Thursday, November 13, 2008

Corn Burger
Your burgers are made from corn.
Jahren and her colleague Rebecca Kraft collected hamburgers, chicken sandwiches and fries from three separate Burger King, McDonald's and Wendy's locations in six U.S. cities: Baltimore, Boston, Detroit, Denver, Los Angeles and San Francisco. The scientists were looking for the amount of carbon 13 (13C), a variety of carbon with an extra neutron (known as an isotope) that makes its atom heavier.

Corn tends to have more of this 13C than other plants. That telltale signature persists as the corn travels through the complex system that turns it into feed, which is consumed and processed by cattle to grow tissue. It continues after the animals are slaughtered and the meat is cooked. The result: 93 percent of the tissue that comprised the hamburger meat was derived from corn.

In fact, only 12 samples from the entire country did not show this unique corn signature: all from a Burger King on the west coast. "My best guess is that it represents meat from another country," Jahren says.[...]

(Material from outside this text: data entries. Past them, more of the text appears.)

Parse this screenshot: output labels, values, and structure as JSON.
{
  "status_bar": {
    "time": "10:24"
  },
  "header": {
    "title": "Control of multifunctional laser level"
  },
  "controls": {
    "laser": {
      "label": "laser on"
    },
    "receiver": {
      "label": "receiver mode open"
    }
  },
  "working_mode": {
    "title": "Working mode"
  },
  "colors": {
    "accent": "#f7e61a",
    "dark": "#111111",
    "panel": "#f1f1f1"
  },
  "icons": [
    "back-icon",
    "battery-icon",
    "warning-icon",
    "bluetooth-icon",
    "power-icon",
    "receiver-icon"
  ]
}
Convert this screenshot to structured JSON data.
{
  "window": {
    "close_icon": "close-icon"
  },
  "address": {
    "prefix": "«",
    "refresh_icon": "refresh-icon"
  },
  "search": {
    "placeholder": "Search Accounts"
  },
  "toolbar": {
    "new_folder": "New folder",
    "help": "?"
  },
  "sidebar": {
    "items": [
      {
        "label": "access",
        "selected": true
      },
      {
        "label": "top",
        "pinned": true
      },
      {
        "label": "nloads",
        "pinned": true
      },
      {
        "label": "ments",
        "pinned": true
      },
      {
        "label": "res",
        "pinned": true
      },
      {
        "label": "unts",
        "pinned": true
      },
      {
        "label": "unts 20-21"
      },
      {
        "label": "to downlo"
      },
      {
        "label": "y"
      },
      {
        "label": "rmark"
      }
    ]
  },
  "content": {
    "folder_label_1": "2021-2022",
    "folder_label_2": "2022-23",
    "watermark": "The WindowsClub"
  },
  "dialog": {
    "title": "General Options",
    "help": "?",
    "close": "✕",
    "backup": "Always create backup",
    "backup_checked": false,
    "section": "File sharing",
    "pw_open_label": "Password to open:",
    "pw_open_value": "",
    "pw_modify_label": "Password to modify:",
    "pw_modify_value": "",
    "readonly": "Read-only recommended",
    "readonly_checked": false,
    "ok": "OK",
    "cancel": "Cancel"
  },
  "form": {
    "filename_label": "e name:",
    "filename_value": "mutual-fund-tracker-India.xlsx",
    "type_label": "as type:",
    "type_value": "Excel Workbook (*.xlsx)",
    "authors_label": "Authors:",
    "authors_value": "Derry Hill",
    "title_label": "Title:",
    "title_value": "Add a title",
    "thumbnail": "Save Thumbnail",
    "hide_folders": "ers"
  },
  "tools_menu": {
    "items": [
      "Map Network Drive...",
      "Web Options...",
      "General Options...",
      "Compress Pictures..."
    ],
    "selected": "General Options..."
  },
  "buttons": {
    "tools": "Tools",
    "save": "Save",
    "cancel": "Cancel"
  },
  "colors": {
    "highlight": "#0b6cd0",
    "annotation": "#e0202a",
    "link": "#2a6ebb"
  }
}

As Jahren notes, Americans spend more than $100 billion a year on such fast food, making it a significant part of the diet. "Diet related disease is causing more and more suffering in this country and the information you can get is either vague or nonexistent," says Jahren, who spent the last two years trying to get information about what specifically goes into fast food at these chains and how it is made, with no success. "You shouldn't have to use stable isotopes to get the answer to what's in something I just spent my money on and am about to put in my body."

We might not eat it if we knew.

Via Ezra Klien


1 comment:

Anonymous said...

The whole of The Omnivore's Delima is about corn, really.

Frightening stuff - I'm trying to find a local source of pasture raised animals here in the Bay Area.